FEBRUARY 5, 2001: Engineering students from the University of British Columbia suspended a VW Beetle under the Golden Gate Bridge.

FEBRUARY 5, 2001: Engineering students from the University of British Columbia suspended a VW Beetle under the Golden Gate Bridge.

Nearly 10 million people visit the Golden Gate Bridge[1] each year. And wherever there is such a widely popular and recognized landmark, any number of people want to use it as the backdrop for any number of stunts.  A scene from the James Bond movie A View to Kill was filmed at the top of the north tower (though their request to throw a dummy from the tower top to the roadway below was denied). People have attached bungee cords to the rails and jumped. One man walked on stilts across the bridge while another tap danced his way across the span to celebrate his 75th birthday. A few have been able to sneak past security cameras and motion detectors to scale the main cable: some to protest, others for the fun of it. Although there have been many arrests, nobody has ever died performing these stunts.
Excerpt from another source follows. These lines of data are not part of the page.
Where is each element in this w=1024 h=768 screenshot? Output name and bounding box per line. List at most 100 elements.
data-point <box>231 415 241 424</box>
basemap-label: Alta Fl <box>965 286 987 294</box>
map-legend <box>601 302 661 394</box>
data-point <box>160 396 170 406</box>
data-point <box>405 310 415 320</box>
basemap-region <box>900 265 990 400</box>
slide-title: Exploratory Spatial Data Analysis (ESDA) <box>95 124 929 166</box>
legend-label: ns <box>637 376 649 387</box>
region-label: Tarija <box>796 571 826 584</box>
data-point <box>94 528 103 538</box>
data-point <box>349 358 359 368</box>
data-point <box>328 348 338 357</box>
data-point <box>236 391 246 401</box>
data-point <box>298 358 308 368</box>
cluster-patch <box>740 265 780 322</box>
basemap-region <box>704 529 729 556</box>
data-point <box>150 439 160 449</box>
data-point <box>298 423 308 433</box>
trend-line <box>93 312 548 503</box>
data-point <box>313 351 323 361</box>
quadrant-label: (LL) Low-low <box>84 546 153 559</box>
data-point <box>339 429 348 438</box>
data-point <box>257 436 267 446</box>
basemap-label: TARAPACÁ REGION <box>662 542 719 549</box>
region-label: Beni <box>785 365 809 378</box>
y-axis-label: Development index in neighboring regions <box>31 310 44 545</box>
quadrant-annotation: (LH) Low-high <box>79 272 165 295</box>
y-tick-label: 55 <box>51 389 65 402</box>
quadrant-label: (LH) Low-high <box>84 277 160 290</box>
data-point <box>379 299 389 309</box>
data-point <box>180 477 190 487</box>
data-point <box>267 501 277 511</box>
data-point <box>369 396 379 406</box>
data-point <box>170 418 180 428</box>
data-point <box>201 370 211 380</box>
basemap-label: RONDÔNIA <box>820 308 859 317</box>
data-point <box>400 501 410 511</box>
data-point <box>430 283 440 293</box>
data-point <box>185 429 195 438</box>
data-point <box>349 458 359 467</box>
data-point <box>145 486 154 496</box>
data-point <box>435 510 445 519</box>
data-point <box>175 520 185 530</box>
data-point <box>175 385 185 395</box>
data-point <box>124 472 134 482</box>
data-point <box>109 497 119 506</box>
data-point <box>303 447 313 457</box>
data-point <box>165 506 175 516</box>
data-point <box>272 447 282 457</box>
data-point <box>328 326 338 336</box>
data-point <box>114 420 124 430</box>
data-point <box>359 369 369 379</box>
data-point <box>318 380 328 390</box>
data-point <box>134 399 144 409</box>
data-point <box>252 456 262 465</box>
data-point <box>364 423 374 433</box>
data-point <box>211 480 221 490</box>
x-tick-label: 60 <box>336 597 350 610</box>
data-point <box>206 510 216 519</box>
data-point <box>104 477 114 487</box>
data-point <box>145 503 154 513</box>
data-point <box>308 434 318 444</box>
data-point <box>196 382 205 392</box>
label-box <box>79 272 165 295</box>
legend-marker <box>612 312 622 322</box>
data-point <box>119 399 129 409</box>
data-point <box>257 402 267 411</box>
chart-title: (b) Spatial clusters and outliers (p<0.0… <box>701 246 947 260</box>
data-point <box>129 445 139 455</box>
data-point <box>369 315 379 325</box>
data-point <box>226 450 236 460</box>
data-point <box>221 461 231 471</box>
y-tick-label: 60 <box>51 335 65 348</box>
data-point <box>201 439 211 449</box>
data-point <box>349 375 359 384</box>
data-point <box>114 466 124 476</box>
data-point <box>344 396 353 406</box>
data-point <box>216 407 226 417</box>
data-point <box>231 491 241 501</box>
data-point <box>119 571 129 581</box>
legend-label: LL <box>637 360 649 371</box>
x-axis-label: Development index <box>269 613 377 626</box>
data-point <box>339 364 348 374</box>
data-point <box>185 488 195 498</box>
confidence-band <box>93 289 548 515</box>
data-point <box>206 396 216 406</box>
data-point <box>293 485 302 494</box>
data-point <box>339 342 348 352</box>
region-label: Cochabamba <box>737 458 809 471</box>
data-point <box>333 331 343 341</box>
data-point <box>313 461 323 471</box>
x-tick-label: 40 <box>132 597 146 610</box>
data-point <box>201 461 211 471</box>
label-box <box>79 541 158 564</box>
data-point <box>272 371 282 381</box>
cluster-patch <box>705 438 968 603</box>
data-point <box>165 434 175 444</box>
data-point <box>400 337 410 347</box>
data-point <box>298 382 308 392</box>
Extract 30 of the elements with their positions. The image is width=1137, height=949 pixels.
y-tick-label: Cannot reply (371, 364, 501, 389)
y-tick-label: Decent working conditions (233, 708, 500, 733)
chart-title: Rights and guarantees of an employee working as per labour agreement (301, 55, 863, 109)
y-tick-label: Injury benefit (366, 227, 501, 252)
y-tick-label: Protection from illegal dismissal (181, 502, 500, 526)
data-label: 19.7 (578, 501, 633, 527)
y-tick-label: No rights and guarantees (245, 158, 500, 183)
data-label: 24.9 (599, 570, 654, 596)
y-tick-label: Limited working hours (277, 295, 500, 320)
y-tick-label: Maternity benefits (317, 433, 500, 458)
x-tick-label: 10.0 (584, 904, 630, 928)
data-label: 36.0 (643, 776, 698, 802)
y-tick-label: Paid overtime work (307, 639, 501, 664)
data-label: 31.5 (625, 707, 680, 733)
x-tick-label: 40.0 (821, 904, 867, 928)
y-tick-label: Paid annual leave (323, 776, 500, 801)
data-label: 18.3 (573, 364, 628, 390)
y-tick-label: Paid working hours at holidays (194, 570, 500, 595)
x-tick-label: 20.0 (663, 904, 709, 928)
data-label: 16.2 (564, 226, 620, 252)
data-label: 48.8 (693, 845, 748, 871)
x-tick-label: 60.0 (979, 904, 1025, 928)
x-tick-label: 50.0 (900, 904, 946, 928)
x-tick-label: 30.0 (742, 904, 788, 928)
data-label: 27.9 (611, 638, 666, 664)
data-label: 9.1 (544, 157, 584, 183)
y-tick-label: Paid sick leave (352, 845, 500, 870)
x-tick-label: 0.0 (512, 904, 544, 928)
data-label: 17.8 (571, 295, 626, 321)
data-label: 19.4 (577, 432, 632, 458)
My favorite stunt happened on February 5, 2001 when security cameras caught 12 people at 3:30am jumping out of a truck and pushing the empty shell of a red VW Beetle over the eastern side of the bridge before jumping back into the truck and speeding away. The VW had been attached to a cable that was attached to two-inch nylon webbing that had been attached beforehand to the underside of the roadway. The result was that the VW hung precariously over the shipping route. People flocked to the bridge to get a glimpse, though heavy fog obscured the view from the vista points. Ship traffic was stopped for four hours as authorities tried to figure out what to do. San Francisco media outlets then received a faxed press release from engineering students at the University of British Columbia in Canada taking credit for the stunt. The release read in part that the stunt had been committed “to draw attention to the masterful feats of professional engineers and to celebrate the skills of the tradespeople who built the bridges.” Identical stunts had previously occurred on Vancouver bridges. 

Eventually bridge workers cut the nylon webbing on the underside of the span, letting the vehicle drop into the water where it quickly sank. The students were never identified or arrested.